IDaaSを入れると必ずSSOができますか?

多くのIDaaSはSSO機能を提供しますが、連携したいサービス側がSAMLやOIDCなどに対応していない場合、SSOが難しいことがあります。

SAMLとOIDCはどう違いますか?

いずれもSSOで使われる代表的な連携方式です。連携対象の対応状況や構成方針によって、どちらを採用するかを判断します。

IDaaSで多要素認証は必要ですか?

推奨されます。認証基盤が狙われやすいため、MFAの必須化などで認証を強化することで不正利用リスクを下げやすくなります。
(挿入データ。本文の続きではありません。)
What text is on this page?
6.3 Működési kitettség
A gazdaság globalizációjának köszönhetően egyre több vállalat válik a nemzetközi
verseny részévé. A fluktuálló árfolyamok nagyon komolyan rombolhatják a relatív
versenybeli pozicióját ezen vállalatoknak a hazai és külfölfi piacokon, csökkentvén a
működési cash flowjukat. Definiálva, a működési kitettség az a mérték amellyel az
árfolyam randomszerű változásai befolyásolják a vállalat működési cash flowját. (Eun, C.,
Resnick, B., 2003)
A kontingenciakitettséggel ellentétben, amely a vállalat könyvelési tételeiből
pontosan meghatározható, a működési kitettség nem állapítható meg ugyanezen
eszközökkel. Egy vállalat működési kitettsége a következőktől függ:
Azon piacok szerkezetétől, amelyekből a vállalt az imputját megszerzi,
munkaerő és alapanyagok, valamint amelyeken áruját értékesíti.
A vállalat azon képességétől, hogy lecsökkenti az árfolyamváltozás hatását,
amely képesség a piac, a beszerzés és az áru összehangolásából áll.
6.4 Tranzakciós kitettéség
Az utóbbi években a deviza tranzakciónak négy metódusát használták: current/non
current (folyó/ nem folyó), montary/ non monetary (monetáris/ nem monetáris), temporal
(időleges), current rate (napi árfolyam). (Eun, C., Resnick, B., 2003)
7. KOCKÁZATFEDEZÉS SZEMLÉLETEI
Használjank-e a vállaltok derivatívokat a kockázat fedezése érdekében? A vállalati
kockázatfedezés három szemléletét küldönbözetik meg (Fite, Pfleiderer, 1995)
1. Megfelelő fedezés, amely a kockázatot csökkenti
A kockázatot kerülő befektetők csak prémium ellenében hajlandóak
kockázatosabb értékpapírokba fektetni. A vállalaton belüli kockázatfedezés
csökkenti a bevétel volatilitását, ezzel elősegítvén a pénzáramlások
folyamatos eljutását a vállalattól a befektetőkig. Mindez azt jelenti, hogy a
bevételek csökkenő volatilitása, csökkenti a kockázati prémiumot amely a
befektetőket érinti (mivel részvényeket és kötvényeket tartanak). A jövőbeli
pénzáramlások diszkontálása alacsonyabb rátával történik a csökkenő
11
Active DirectoryとIDaaSは連携できますか?

多くのIDaaSはオンプレミスのディレクトリサービスと連携でき、社内とクラウドが混在する環境でID管理をまとめる用途で利用されます。

退職者のアカウント削除漏れは減らせますか?

プロビジョニングを整備できると、入社や異動、退職に伴うアカウントや権限の反映を効率化しやすくなります。

IDaaSの障害が起きるとどうなりますか?

認証基盤が利用できないと、連携しているサービスへログインできない可能性があります。可用性の確認と緊急時の代替手段の設計が重要です。

IDaaS導入で運用負担は本当に減りますか?

個別管理の手作業が多いほど削減効果が期待できます。ただし連携設計や権限設計、運用ルール整備が不十分だと負担が残ります。

IDaaS選定で最優先すべきポイントは何ですか?

連携対象と実現したい運用に対して、方式や機能、運用体制が合うかを最優先で確認します。